Subject: Re: [boost] [outcome] How to drop the formal empty state
From: Gavin Lambert (gavinl_at_[hidden])
Date: 2017-05-26 06:41:14
On 26/05/2017 17:33, Vicente J. Botet Escriba wrote:
> std::experimentall:expected<T,E>::error, doesn't throws. I don't see
> a use case where we want to retrieve an error without checking
> before. Maybe you have a case.
Perhaps unit tests, where you're expecting an error but the code
Also as in the case above, when you forget that an empty state exists:
result<T> r = something();
log(r.error()); // oops, r might be empty
I dislike gratuitous UB, and Niall assures us that optimisers will
discard a double check so it should be reasonably cheap.
> Le 26/05/2017 à 01:36, Gavin Lambert a écrit :
>> I don't like the idea of a default-constructed T because T is not
>> always default-constructible, and this makes it inconsistently behaved
>> for different T and makes it harder to use uniformly in containers,
>> especially in generic code.
For the record, not having a default constructor at all also makes it
harder to use in containers, so I don't like that either. Though it's a
weaker dislike than my dislike of a default-constructed T or E.
>> I don't like the idea of a default-constructed E because by convention
>> (even if not quite in fact as Niall has pointed out -- though I've yet
>> to see a platform where a 0 error code *didn't* mean success, other
>> than cases where the formal type is int but is actually used as bool)
>> the default-constructed error_code means "no error", and this is
>> heavily reinforced by its operator bool semantics.
>> I do like the idea of a non-default-constructed error code, because
>> failure to initialise the result does seem like an error to me. Niall
>> points out that this is harder to detect and treat specially in code
>> but I don't agree with that; as long as a suitably unique error code
>> is used then a simple assert in the error path would pick it up, no
>> If the consensus is that an initial non-default error code is not
>> satisfactory, then a formal empty state seems to me like the least
>> worst alternative. I just know that it's going to bite someone at
>> some point.
> If we don't provide a default constructor for expected<T> we could be
> forced to use optional<expected<T>>.
> This allows to don't pay for this empty state when we don't need it. The
> problem is that we are paying more than needed when we need it.
> We have two options:
> * we specialize optional<expected<T,E>>
> * we rename the intended specialization xxx<T> is similar to
> optional<expected<T>>. xxx could be outcome::result or optional_expected
I'm not entirely sure how this relates to what I was saying.

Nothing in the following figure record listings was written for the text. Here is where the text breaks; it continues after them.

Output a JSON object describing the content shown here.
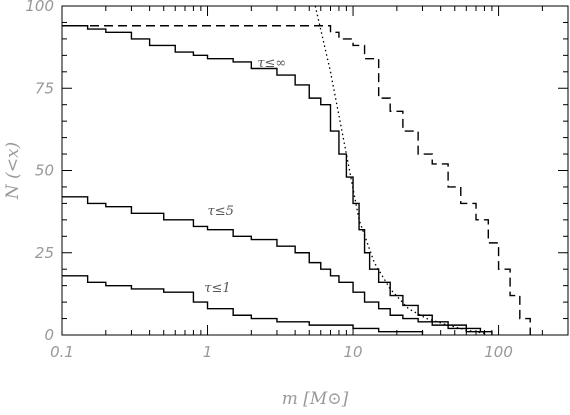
{
  "chart_data": {
    "type": "line",
    "title": "",
    "xlabel": "m [M⊙]",
    "ylabel": "N (<x)",
    "xscale": "log",
    "xlim": [
      0.1,
      300
    ],
    "ylim": [
      0,
      100
    ],
    "xticks": [
      {
        "value": 0.1,
        "label": "0.1"
      },
      {
        "value": 1,
        "label": "1"
      },
      {
        "value": 10,
        "label": "10"
      },
      {
        "value": 100,
        "label": "100"
      }
    ],
    "yticks": [
      {
        "value": 0,
        "label": "0"
      },
      {
        "value": 25,
        "label": "25"
      },
      {
        "value": 50,
        "label": "50"
      },
      {
        "value": 75,
        "label": "75"
      },
      {
        "value": 100,
        "label": "100"
      }
    ],
    "grid": false,
    "legend": "none",
    "series": [
      {
        "label_on_chart": "τ≤∞",
        "style": "solid",
        "points": [
          [
            0.1,
            94
          ],
          [
            0.15,
            93
          ],
          [
            0.2,
            92
          ],
          [
            0.3,
            90
          ],
          [
            0.4,
            88
          ],
          [
            0.6,
            86
          ],
          [
            0.8,
            85
          ],
          [
            1.0,
            84
          ],
          [
            1.5,
            83
          ],
          [
            2.0,
            81
          ],
          [
            3.0,
            79
          ],
          [
            4.0,
            76
          ],
          [
            5.0,
            72
          ],
          [
            6.0,
            70
          ],
          [
            7.0,
            62
          ],
          [
            8.0,
            55
          ],
          [
            9.0,
            48
          ],
          [
            10.0,
            40
          ],
          [
            11.0,
            32
          ],
          [
            12.0,
            25
          ],
          [
            13.0,
            20
          ],
          [
            15.0,
            16
          ],
          [
            18.0,
            12
          ],
          [
            22.0,
            9
          ],
          [
            28.0,
            6
          ],
          [
            35.0,
            4
          ],
          [
            45.0,
            3
          ],
          [
            60.0,
            2
          ],
          [
            75.0,
            1
          ],
          [
            90.0,
            0
          ]
        ]
      },
      {
        "label_on_chart": "τ≤5",
        "style": "solid",
        "points": [
          [
            0.1,
            42
          ],
          [
            0.15,
            40
          ],
          [
            0.2,
            39
          ],
          [
            0.3,
            37
          ],
          [
            0.5,
            35
          ],
          [
            0.8,
            33
          ],
          [
            1.0,
            32
          ],
          [
            1.5,
            30
          ],
          [
            2.0,
            29
          ],
          [
            3.0,
            27
          ],
          [
            4.0,
            25
          ],
          [
            5.0,
            22
          ],
          [
            6.0,
            20
          ],
          [
            7.0,
            18
          ],
          [
            8.0,
            16
          ],
          [
            10.0,
            13
          ],
          [
            12.0,
            10
          ],
          [
            15.0,
            8
          ],
          [
            18.0,
            6
          ],
          [
            22.0,
            5
          ],
          [
            28.0,
            4
          ],
          [
            35.0,
            3
          ],
          [
            45.0,
            2
          ],
          [
            60.0,
            1
          ],
          [
            80.0,
            0
          ]
        ]
      },
      {
        "label_on_chart": "τ≤1",
        "style": "solid",
        "points": [
          [
            0.1,
            18
          ],
          [
            0.15,
            16
          ],
          [
            0.2,
            15
          ],
          [
            0.3,
            14
          ],
          [
            0.5,
            13
          ],
          [
            0.8,
            10
          ],
          [
            1.0,
            8
          ],
          [
            1.5,
            6
          ],
          [
            2.0,
            5
          ],
          [
            3.0,
            4
          ],
          [
            4.0,
            4
          ],
          [
            5.0,
            3
          ],
          [
            7.0,
            3
          ],
          [
            10.0,
            2
          ],
          [
            15.0,
            1
          ],
          [
            22.0,
            1
          ],
          [
            30.0,
            0
          ]
        ]
      },
      {
        "style": "dashed",
        "points": [
          [
            0.1,
            94
          ],
          [
            1.0,
            94
          ],
          [
            1.4,
            94
          ],
          [
            6.0,
            94
          ],
          [
            6.5,
            94
          ],
          [
            7.0,
            92
          ],
          [
            8.0,
            90
          ],
          [
            10.0,
            88
          ],
          [
            12.0,
            84
          ],
          [
            15.0,
            72
          ],
          [
            18.0,
            68
          ],
          [
            22.0,
            62
          ],
          [
            28.0,
            55
          ],
          [
            35.0,
            52
          ],
          [
            45.0,
            45
          ],
          [
            55.0,
            40
          ],
          [
            70.0,
            35
          ],
          [
            85.0,
            28
          ],
          [
            100.0,
            20
          ],
          [
            120.0,
            12
          ],
          [
            140.0,
            5
          ],
          [
            165.0,
            0
          ]
        ]
      },
      {
        "style": "dotted",
        "points": [
          [
            5.5,
            100
          ],
          [
            7.0,
            80
          ],
          [
            9.0,
            55
          ],
          [
            11.0,
            35
          ],
          [
            14.0,
            22
          ],
          [
            18.0,
            14
          ],
          [
            24.0,
            8
          ],
          [
            32.0,
            5
          ],
          [
            45.0,
            3
          ],
          [
            60.0,
            1.5
          ],
          [
            80.0,
            0.5
          ]
        ]
      }
    ]
  }
}
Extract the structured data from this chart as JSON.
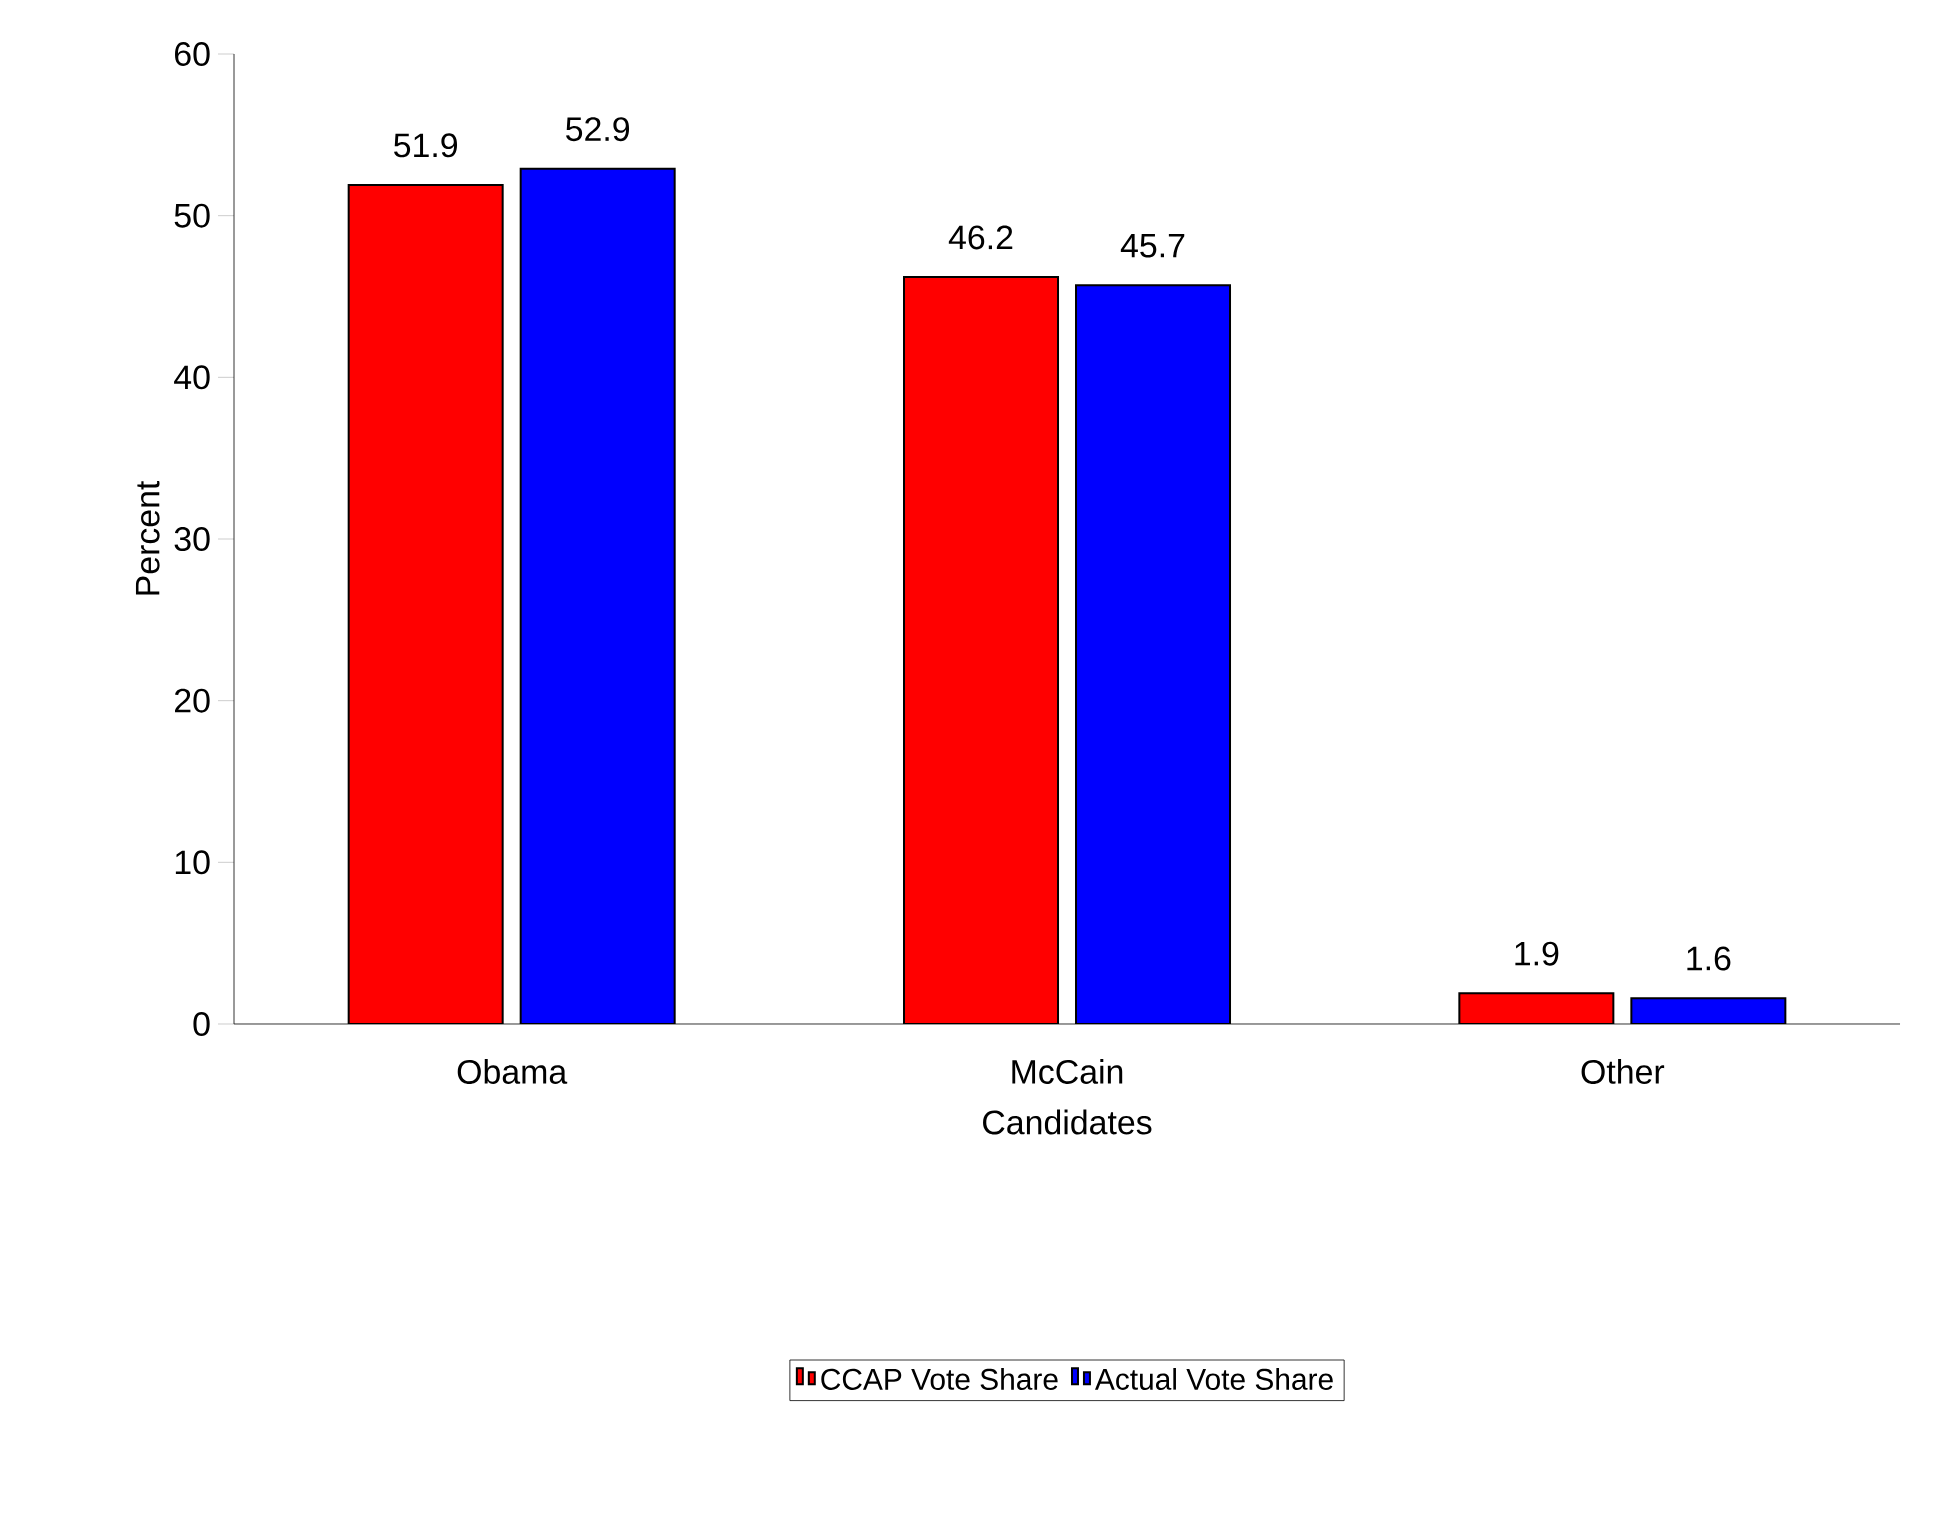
{
  "chart_data": {
    "type": "bar",
    "xlabel": "Candidates",
    "ylabel": "Percent",
    "categories": [
      "Obama",
      "McCain",
      "Other"
    ],
    "series": [
      {
        "name": "CCAP Vote Share",
        "color": "#ff0000",
        "values": [
          51.9,
          46.2,
          1.9
        ]
      },
      {
        "name": "Actual Vote Share",
        "color": "#0000ff",
        "values": [
          52.9,
          45.7,
          1.6
        ]
      }
    ],
    "ylim": [
      0,
      60
    ],
    "yticks": [
      0,
      10,
      20,
      30,
      40,
      50,
      60
    ],
    "data_labels": true,
    "grid": false,
    "legend": "bottom"
  }
}
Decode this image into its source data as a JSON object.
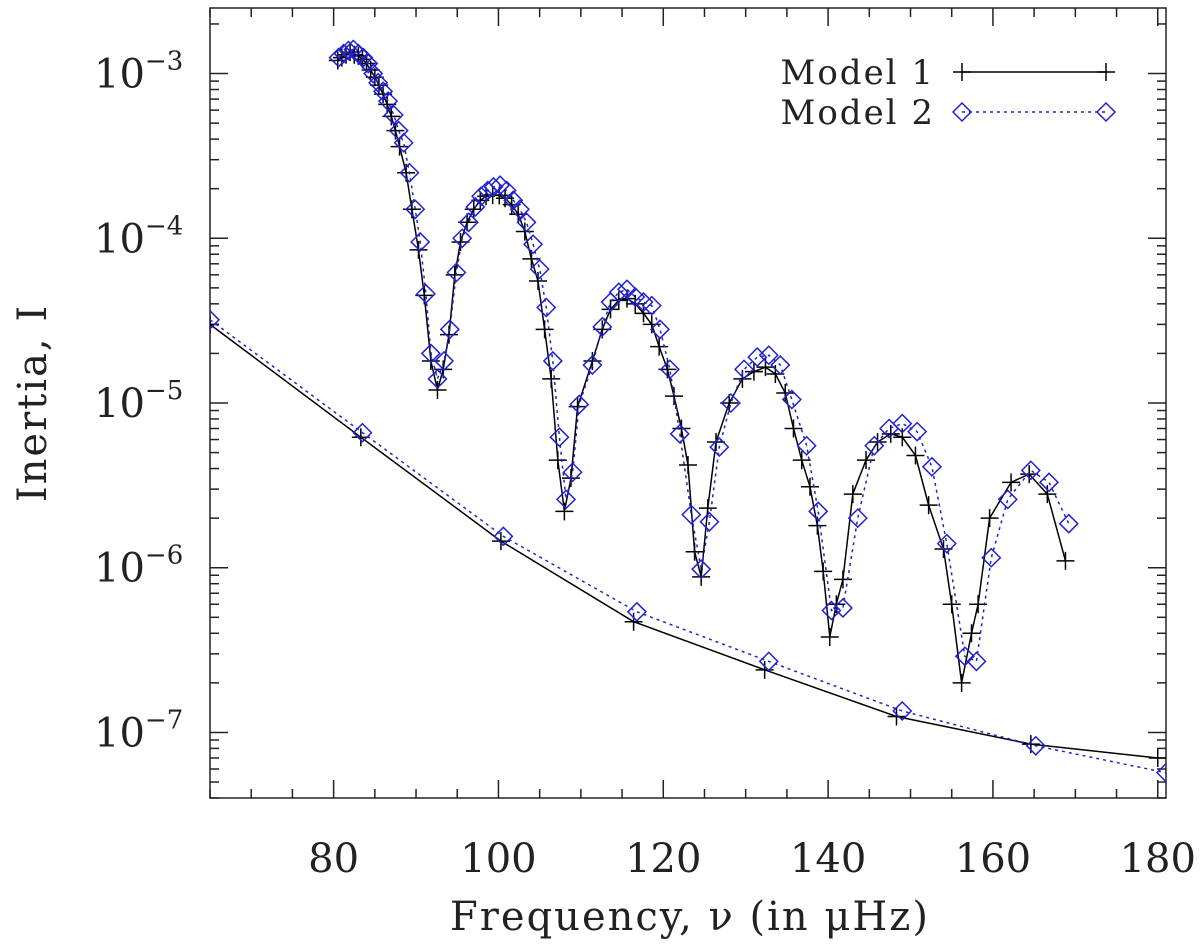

At least in terms of storage, the current implementation of empty state
is presumably free (it should be no more expensive to internally store a
variant<none_t, T, E> than a variant<T, E>). And it's currently
required to exist due to exception guarantees (and possible
noexcept(false) move constructors).
I don't think that T should be restricted to noexcept(true)-movable
types only, as this prevents using it with C++03 non-POD types (that
have a copy constructor but lack a move constructor), which are still
likely to be widespread in codebases (although perhaps less common as
Given that, from the sounds of it an empty state does need to exist in
the implementation. Where it sounds like Niall and you differ is
whether that state should be exposed to the user. I think if it's there
anyway then it probably should be, since this enables useful behaviour
(such as storing in containers and using that state as "method not
called yet", implying that the empty state should be the
If it turns out that the empty state is not needed by the
implementation, then a non-default-constructed-E seems like a better
default value, at least for Outcome where E is a known type. (It's a
bit harder for Expected.)
Another consideration is that regardless of default construction or not
is that you need to decide what an expected<T, E> will contain if
someone moves-from it (directly). Is it now formal-empty or does it now
contain a moved-from-T or moved-from-E? Or does it contain a
moved-from-variant<none_t, T, E> (if that's different)?
The return type of value() plays a role here as well. If it returns by
value, then you can probably pick whatever you like. If it returns by
reference, then the caller can now move-from the internal T and ensure
it will be in the has-a-moved-from-T state, not the empty state. (Which
may or may not be desirable, but implies that moved-from is not the same
as empty, which might surprise users of smart pointers.)
(Returning by reference also disallows possible future storage
optimisations from nested variant merging, as mentioned in another thread.)